Four years ago, my friends and I hiked in 100-degree weather through Ein Gedi while stopping to swim at little ponds of natural springs throughout the hike. We crossed the street to the Dead Sea, stuck our toes in the warm, salty water, and then decided that the Sea was too hot and we were too tired to swim (float). Today, the road by Ein Gedi that we crossed is closed and is partially sunken into the ground. The beach that we visited is about fifteen feet away from the Dead Sea’s shoreline, and likewise, is closed. The Dead Sea is dying.

Pictured above: the Dead Sea in 2014 (L) and in 2018 (R)

On the Arava Institute’s water trip, we visited Mineral Beach, one of the Dead Sea’s closed beaches, and walked dangerously close to a large sinkhole. We were told that Israel estimates that there are about 6,000 sinkholes on the Israeli side of the Dead Sea, and the Dead Sea’s shoreline recedes about three feet a year. Mineral Beach was abandoned, dilapidated, and sinking. We stood on the edge of a growing sinkhole that engulfs part of the parking lot. The shoreline was many feet away, and “no lifeguard” warning signs lay abandoned in the dirt. Looking at Mineral Beach is how I imagine viewing human-created infrastructure after an apocalyptic event.

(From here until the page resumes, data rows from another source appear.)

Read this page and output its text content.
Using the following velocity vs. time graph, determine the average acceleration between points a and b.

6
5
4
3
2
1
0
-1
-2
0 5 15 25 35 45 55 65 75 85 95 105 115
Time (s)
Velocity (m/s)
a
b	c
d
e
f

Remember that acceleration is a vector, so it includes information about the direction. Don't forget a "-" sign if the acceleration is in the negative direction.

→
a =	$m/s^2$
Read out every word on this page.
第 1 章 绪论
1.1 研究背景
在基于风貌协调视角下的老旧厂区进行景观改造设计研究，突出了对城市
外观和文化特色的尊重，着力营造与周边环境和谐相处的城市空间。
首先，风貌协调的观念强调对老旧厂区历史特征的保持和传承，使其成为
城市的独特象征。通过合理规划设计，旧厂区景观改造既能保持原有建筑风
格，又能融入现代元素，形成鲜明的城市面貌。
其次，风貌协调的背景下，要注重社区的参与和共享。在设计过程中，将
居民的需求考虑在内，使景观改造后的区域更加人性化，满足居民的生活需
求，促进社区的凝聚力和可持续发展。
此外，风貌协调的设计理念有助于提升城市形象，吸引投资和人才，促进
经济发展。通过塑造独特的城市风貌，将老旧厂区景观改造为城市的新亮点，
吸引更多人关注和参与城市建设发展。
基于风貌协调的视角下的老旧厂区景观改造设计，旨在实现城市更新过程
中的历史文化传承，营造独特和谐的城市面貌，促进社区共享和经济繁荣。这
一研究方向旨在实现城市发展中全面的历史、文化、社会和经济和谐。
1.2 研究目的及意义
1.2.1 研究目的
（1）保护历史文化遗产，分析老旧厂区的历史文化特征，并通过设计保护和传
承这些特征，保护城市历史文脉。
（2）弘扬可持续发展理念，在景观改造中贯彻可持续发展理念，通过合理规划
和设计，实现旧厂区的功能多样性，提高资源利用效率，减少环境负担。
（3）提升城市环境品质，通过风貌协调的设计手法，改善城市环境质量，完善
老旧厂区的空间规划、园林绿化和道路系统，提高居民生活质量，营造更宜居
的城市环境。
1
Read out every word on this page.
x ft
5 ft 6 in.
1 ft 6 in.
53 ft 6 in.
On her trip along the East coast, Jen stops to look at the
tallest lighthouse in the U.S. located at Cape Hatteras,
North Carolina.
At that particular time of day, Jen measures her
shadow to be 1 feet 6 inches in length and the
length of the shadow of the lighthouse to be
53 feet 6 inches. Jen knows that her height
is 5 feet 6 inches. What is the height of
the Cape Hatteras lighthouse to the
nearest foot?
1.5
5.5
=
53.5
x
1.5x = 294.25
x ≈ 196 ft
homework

The Dead Sea is receding largely due to the disparity between water flow into the Sea and water evaporation rates. One billion cubic meters of water a year evaporates from the Dead Sea, and previously, one billion cubic meters of water entered the Dead Sea from the Jordan River each year. However, because of water scarcity and water demand in the region, Israel and Jordan extract a lot of water from the Jordan River, and today, about 100 million cubic meters enters the Dead Sea. When the shoreline recedes, a hydrologic process (that I don’t quite understand) occurs between the salt and the groundwater aquifer, leading to the creation of sinkholes along the shoreline.

How can the Dead Sea be saved? The answer is that it is complicated and costly. There is a proposed Red Sea-Dead Sea project, which involves building a one-billion-cubic-meter desalination facility in Jordan (ten times the largest desalination plant, which happens to be in Israel). Jordan, the second most water-scarce country in the world, will receive the desalinated water and the brine-y water will be pumped from the Red Sea to the Dead Sea.

However, this project is very complicated. It’s expensive, requires transboundary cooperation between Israel and Jordan, is of extraordinary scale, and at the end of the day, the project may change the water chemistry of the Dead Sea, which may exacerbate the sinkhole problem. There is a smaller scale Phase I project of the Red Sea-Dead Sea project, but there are complications with that as well. Most likely, nothing will happen in the next few years.

The Dead Sea is the first major geologic formation that I feel like I will see meet its death in my own lifetime. I do not believe that there will be a Dead Sea to share with my kids. It is a shame that the lowest point on Earth, the sea that you can float in, will just be a wasteland of sink holes.

Thinker deeper about the issue, I think it also comes down to my belief in hope for the region. Like I said, I do not think the Dead Sea will exist by the end of my lifetime, or at least exist in the way that I saw it four years ago. Likewise, I think that peace is very, very, very complicated and is not achievable with the current political landscape in Israel, the West Bank and Gaza, and with the international players. I came to the Arava Institute to hope, but sometimes the more I learn and the more I discuss, the more complicated the picture becomes and the more hopeless I feel. The question for me is how to hope and how to create positive change in circumstances that seem increasingly hopeless.